Sophie Kumpen: A ex-piloto de kart que forjou o talento de Max Verstappen
Quando o assunto é Max Verstappen, muitos lembram imediatamente da figura intensa do ex-piloto de Fórmula 1 Jos Verstappen. Mas a mãe do tricampeão também faz parte dessa história. Sophie Kumpen não era apenas “mãe de piloto”. Ela foi uma das maiores pilotos do kartismo europeu nos anos 90 e chegou a competir contra nomes como Jenson Button e Christian Horner, que já teceram elogios ao seu talento. Muitos no automobilismo dizem que Sophie era até mais talentosa que Jos, e o próprio Max já afirmou algumas vezes que “puxou” mais o estilo dela do que o do pai.
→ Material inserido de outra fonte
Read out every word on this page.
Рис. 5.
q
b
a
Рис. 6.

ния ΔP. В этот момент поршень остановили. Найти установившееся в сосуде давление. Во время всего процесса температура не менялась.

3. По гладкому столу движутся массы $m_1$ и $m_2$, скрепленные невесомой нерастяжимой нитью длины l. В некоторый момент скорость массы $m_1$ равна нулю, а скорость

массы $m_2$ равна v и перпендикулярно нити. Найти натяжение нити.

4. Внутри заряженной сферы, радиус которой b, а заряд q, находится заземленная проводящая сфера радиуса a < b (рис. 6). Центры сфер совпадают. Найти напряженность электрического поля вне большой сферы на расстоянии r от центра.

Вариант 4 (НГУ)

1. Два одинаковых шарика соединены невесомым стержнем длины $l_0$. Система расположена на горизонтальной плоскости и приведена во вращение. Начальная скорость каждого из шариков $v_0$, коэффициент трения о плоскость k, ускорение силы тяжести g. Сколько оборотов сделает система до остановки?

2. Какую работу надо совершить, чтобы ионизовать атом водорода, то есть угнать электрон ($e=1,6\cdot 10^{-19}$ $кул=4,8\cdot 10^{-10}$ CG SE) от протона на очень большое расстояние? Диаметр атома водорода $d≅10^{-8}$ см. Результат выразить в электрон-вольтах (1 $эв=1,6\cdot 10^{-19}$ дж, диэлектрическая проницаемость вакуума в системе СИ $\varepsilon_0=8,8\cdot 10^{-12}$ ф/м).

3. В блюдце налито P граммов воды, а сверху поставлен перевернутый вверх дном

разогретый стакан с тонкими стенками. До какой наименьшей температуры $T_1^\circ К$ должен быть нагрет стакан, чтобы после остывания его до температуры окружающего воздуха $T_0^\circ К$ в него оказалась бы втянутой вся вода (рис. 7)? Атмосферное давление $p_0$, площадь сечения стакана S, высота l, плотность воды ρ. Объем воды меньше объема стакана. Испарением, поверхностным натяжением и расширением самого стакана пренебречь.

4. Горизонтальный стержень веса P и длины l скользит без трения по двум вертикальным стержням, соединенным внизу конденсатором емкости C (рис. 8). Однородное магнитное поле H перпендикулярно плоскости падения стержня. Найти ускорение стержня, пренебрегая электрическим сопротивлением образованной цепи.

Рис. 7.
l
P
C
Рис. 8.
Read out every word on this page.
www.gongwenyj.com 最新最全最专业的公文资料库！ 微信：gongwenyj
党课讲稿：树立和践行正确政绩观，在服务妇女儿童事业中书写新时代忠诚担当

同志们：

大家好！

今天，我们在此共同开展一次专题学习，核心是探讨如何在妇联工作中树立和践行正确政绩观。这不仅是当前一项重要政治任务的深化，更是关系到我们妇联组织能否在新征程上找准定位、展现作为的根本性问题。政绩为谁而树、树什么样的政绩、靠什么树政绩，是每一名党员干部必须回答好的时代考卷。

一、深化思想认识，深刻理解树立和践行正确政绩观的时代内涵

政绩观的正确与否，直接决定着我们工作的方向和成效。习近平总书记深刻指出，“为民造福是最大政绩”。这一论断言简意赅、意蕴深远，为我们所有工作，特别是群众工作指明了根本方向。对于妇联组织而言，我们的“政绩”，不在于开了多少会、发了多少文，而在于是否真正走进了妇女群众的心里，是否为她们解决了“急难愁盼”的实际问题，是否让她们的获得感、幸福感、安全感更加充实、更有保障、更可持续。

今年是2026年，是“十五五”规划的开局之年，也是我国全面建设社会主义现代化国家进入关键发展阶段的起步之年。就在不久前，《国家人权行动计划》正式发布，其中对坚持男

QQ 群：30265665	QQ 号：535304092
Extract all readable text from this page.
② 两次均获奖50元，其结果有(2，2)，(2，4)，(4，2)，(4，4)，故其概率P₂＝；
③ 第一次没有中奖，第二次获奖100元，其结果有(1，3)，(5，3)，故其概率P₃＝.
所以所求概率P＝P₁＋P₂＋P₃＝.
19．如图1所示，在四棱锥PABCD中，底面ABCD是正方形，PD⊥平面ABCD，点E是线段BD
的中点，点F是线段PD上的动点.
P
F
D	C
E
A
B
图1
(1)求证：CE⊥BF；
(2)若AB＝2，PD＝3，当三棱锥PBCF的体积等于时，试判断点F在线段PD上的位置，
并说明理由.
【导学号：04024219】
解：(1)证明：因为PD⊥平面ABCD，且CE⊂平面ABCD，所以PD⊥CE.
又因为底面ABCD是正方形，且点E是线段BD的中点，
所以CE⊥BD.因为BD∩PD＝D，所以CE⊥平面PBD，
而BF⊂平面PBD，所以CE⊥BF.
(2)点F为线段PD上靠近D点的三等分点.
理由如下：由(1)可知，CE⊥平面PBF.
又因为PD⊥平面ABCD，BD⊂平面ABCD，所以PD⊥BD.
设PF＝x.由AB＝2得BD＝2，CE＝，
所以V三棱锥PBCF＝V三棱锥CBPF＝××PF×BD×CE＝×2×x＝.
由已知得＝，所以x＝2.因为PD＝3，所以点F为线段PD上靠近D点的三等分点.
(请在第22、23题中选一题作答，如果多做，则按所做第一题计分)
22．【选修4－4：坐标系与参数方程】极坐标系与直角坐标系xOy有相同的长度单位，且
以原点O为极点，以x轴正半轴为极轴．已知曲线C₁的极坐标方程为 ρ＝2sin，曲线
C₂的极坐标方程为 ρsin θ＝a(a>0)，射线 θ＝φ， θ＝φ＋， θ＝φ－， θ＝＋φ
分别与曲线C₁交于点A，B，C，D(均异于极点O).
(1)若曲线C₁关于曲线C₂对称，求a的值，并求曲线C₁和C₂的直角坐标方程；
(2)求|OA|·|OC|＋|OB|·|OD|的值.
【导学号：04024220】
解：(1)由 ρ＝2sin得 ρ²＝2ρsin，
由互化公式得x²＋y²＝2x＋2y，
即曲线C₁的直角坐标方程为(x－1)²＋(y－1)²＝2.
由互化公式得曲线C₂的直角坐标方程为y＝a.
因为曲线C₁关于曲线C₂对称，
Sua trajetória também se conecta com a realidade de muitas mulheres: deixar a própria carreira em segundo plano ao se tornar mãe. Foi exatamente isso que aconteceu quando engravidou do hoje tricampeão mundial. Hoje, mesmo mais discreta publicamente, Sophie acompanhou de perto toda a construção do filho nas pistas e segue presente nas corridas ao lado da família: da filha Victoria, que já é mãe de três crianças, e também de Kelly Piquet, companheira de Max. A filha dela de outro relacionamento acabou sendo acolhida naturalmente pela família Verstappen, assim como a caçula Lily.
Pascale Leclerc: O nervosismo materno que impulsionou o sonho de Charles em Mônaco
A história de Charles Leclerc inevitavelmente passa pela família. O monegasco sempre falou muito sobre o pai, Hervé, e sobre como perdeu uma das pessoas que mais acreditavam no sonho dele antes mesmo da chegada à Fórmula 1. Mas existe outro detalhe muito simbólico em sua trajetória: a presença constante da mãe em Mônaco.
Pascale Leclerc virou quase uma figura tradicional no paddock e nas arquibancadas do GP de Mônaco, vivendo cada corrida como qualquer mãe viveria: com nervosismo absoluto. Talvez isso explique por que vencer em casa sempre pareceu tão importante para Charles. Ele sempre quis ganhar diante da família, no lugar onde tudo começou. E, quando finalmente conseguiu, parecia que não era só um sonho dele sendo realizado nas ruas mais famosas do automobilismo; era também um sonho dela.
Cisca Norris: A mãe que virou reflexo da torcida e emocionou o mundo da F1 com Lando
Já no caso de Lando Norris, uma personagem acabou chamando a atenção dos fãs nos últimos anos: a mãe dele. Cisca Norris viralizou várias vezes durante a temporada do primeiro título do filho simplesmente porque reagia exatamente como qualquer torcedor reagiria. Desespero, tensão, mãos no rosto, olhar perdido e comemorações nervosas.
Enquanto a McLaren brigava pelo campeonato, as câmeras encontravam Cisca quase sempre no mesmo estado emocional dos fãs nas redes sociais. Inclusive no momento em que Lando conquistou o título. Ela invadiu a pista para abraçá-lo e beijá-lo, emocionada, chorando diante das câmeras. E isso aproximou ainda mais a imagem de Norris do público. Porque, no meio de toda a tecnologia, estratégia e milhões envolvidos na Fórmula 1, ainda existe uma mãe sofrendo em silêncio vendo o filho disputar um campeonato mundial.
O Amor Materno: A Força Inexplicável Por Trás dos Gigantes da Pista
A Fórmula 1 gosta de falar sobre heróis, gênios e campeões. Mas quase sempre existe alguém que estava lá antes de tudo isso acontecer. Antes da fama, dos contratos e dos troféus. E talvez seja por isso que, em muitos momentos, as mães dos pilotos acabam emocionando tanto quanto eles próprios. O sentimento de mãe é inexplicável e fundamental na jornada de cada campeão.